Она заходит в кухню. Солнечный свет просачивается через окно и распространяется по всей кухне. Чувствуется, что чисто, без запаха хлорки или других чистящих средств. Она дотягивается до верхней дверки шкафа и пытается достать кофе с верхней полки. Этот кофе с Коста Рики, ее любимый сорт, она варит его по случаю. Этот кофе не так легко найти, и она хранит его в глубине шкафа. От потягивания начинает болеть живот, боль отдает в левую ногу прямо до стоп. Она вскрикивает от боли, но все же достает кофе. Насыпает кофе в кофемолку, вздыхает. Живот снова прихватывает от боли. Она помолола кофе и нагнулась понюхать насыщенный теплый запах. Из шкафа она достает другую банку, с цикорием. Она слегка принюхивается, зная этот мягкий запах. Достает чайную ложку и смешивает с молотым кофе. Берет бутылку с водой со столешницы и наливает воды. В струе отражаются солнечные лучи. В этом плеске воды есть что-то жизнеутверждающее. Она включает кофеварку и прислушивается, как эта кофеварка начнет пыхтеть и потрескивать, чтобы приготовить для нее чашку кофе.

Ожидая кофе, она достает кружку, из которой пьет по выходным: эту кружку подарил ей знакомый из Швеции пару лет назад. Она наливает в кружку немного молока и кладет туда кусок сахара. Кофе готов. Она достает кофейник: ее кофе-машина варит почти на две чашки, и наливает себе в чашку. Какой знакомый этот звук: звук кофе, наливающегося в чашку. Это и успокаивает, и раздражает одновременно: как слова с несколькими непонятными значениями из языка, который она слышала всю жизнь, но никогда не понимала. Лина подносит кружку и слегка дует на кофе, добавляет свои звуки в беседу, в скучную музыку утра. Она делает небольшой глоток, ведь кофе еще горячий. Этот чудесный вкус – смесь кофе, цикория, молока и сахара. Возможно, эта какая-то химическая реакция или условный рефлекс, но ясность проносится по цепочке: от языка до головы. Она оживилась, и в гостиную идет уже смелее, но все же с осторожностью, держа чашку кофе.

Свой дом, а в особенности гостиную, она обставляла тщательно. Мебель в ее доме проста и удобна, и классическая, и современная. Она предвидела все, что может понадобиться ей или ее редким гостям. Если вдруг у нее будут гости, она готова сделать все, чтобы они чувствовали себя комфортно. Она говорила себе: «У меня почти не бывает гостей, а если все же бывают, я хочу, чтобы они чувствовали себя уютно». Она сама себя считала отличной хозяйкой, хотя обычно и не принимала гостей.

На ее диване и креслах в гостиной приятно сидеть. Около одного из кресел стоит маленький столик с лампой для чтения: она усаживает здесь гостей.

На этом столике всегда лежала подставка-салфетка для стакана с напитком, который она подаст гостю, или для себя, когда одна.
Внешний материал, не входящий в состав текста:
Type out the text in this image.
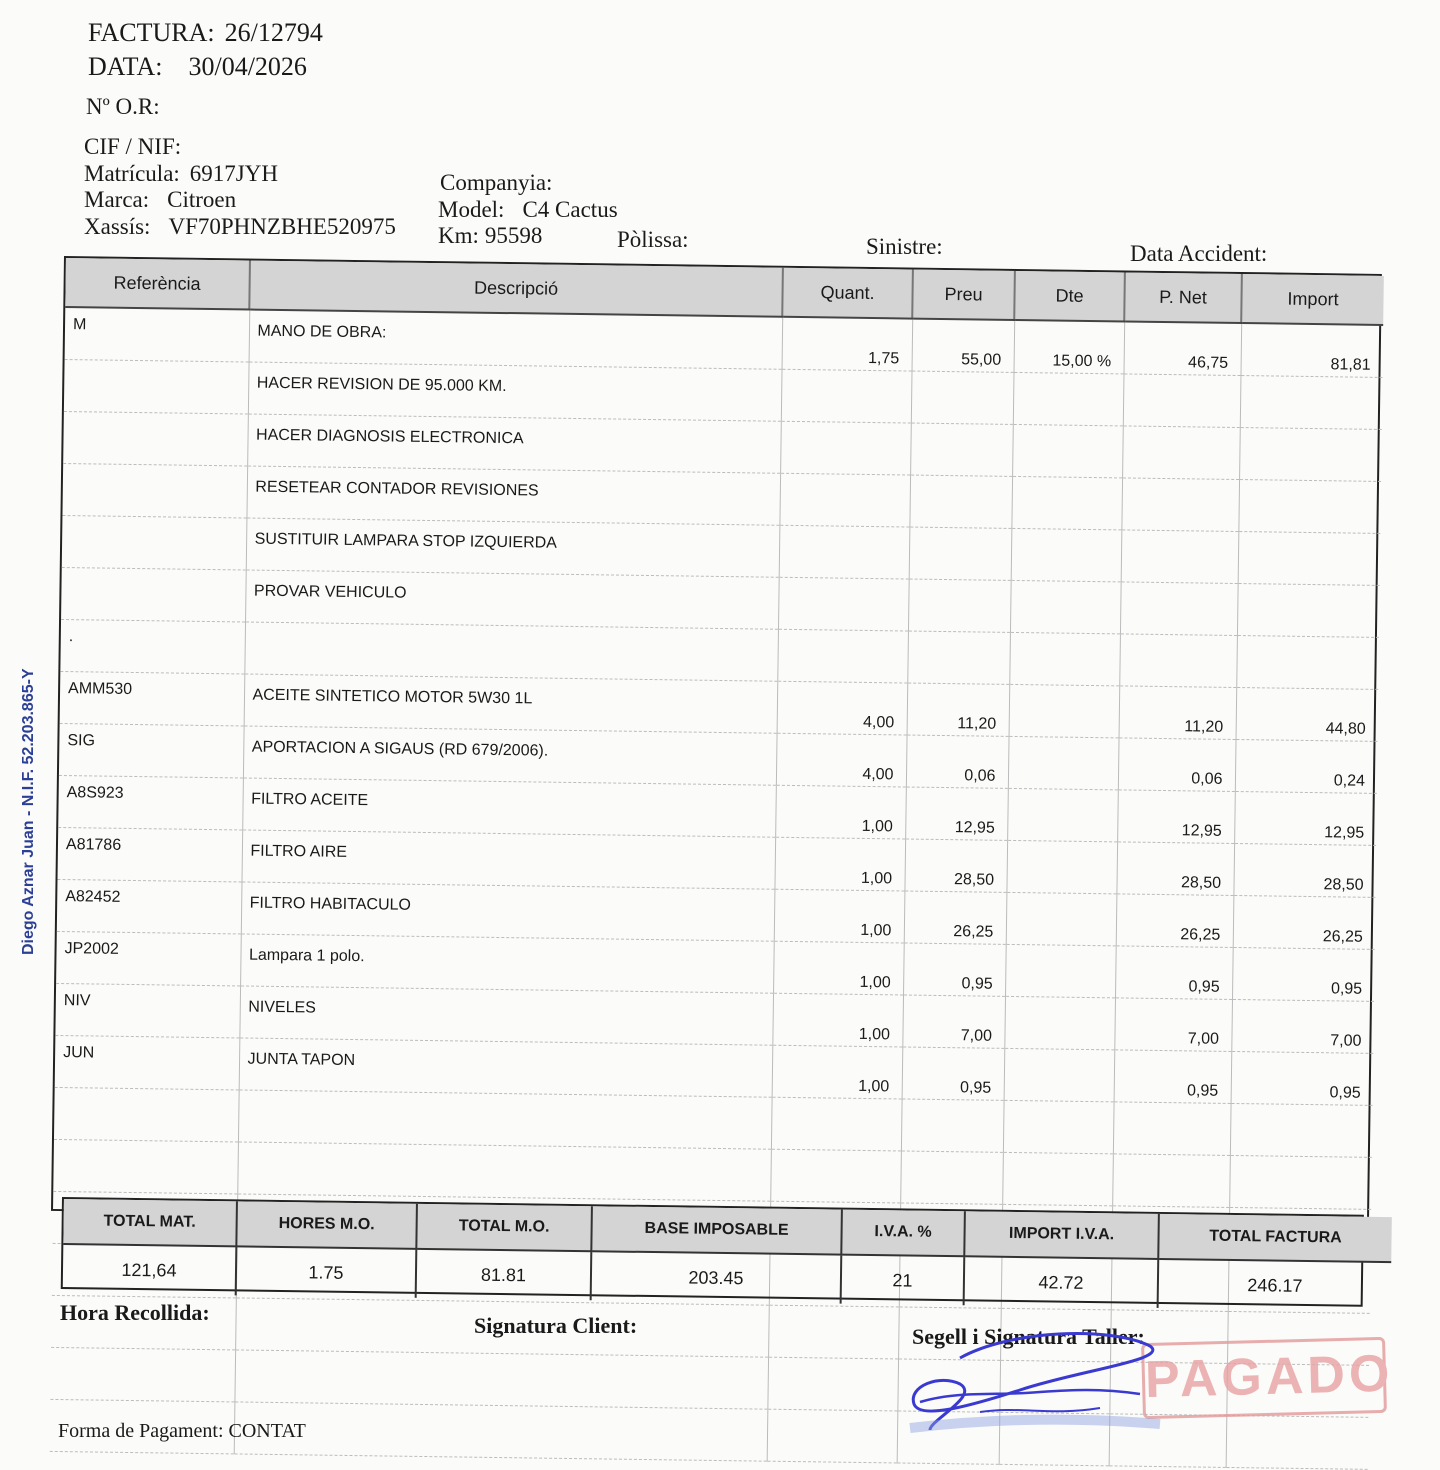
FACTURA: 26/12794
DATA: 30/04/2026
Nº O.R:
CIF / NIF:
Matrícula: 6917JYH
Marca: Citroen
Xassís: VF70PHNZBHE520975
Companyia:
Model: C4 Cactus
Km: 95598	Pòlissa:	Sinistre:	Data Accident:
Referència	Descripció	Quant.	Preu	Dte	P. Net	Import
M	MANO DE OBRA:	1,75	55,00	15,00 %	46,75	81,81
	HACER REVISION DE 95.000 KM.					
	HACER DIAGNOSIS ELECTRONICA					
	RESETEAR CONTADOR REVISIONES					
	SUSTITUIR LAMPARA STOP IZQUIERDA					
	PROVAR VEHICULO					
.						
AMM530	ACEITE SINTETICO MOTOR 5W30 1L	4,00	11,20		11,20	44,80
SIG	APORTACION A SIGAUS (RD 679/2006).	4,00	0,06		0,06	0,24
A8S923	FILTRO ACEITE	1,00	12,95		12,95	12,95
A81786	FILTRO AIRE	1,00	28,50		28,50	28,50
A82452	FILTRO HABITACULO	1,00	26,25		26,25	26,25
JP2002	Lampara 1 polo.	1,00	0,95		0,95	0,95
NIV	NIVELES	1,00	7,00		7,00	7,00
JUN	JUNTA TAPON	1,00	0,95		0,95	0,95

TOTAL MAT.	HORES M.O.	TOTAL M.O.	BASE IMPOSABLE	I.V.A. %	IMPORT I.V.A.	TOTAL FACTURA
121,64	1.75	81.81	203.45	21	42.72	246.17
Hora Recollida:
Signatura Client:	Segell i Signatura Taller:
PAGADO
Forma de Pagament: CONTAT
Diego Aznar Juan - N.I.F. 52.203.865-Y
На эту подставку она поставила свой кофе и осторожно села в кресло, размещая себя, словно утка, приглаживающая перья после выхода из воды. От этого кольнуло в боку. На столике лежал фотоальбом, в котором были собраны ее лучшие фотографии за несколько лет.

Ей нравились картины Эндрю Уайета, и в своих фотографиях она пыталась их повторить. На картинах он часто изображал думающих людей. Этот художник рисовал фермерские домики, стены, окна и двери – и пейзажи выходили призрачными. Следуя этому веянию, она фотографировала бездомных, пожилых – они были грустные и сидели по одному. Двери она тоже запечатлела на камеру – в основном, старые двери, всегда закрытые, и они выходили как часть застывшего пейзажа. Ей нравилось чувство одиночества от этих фотографий.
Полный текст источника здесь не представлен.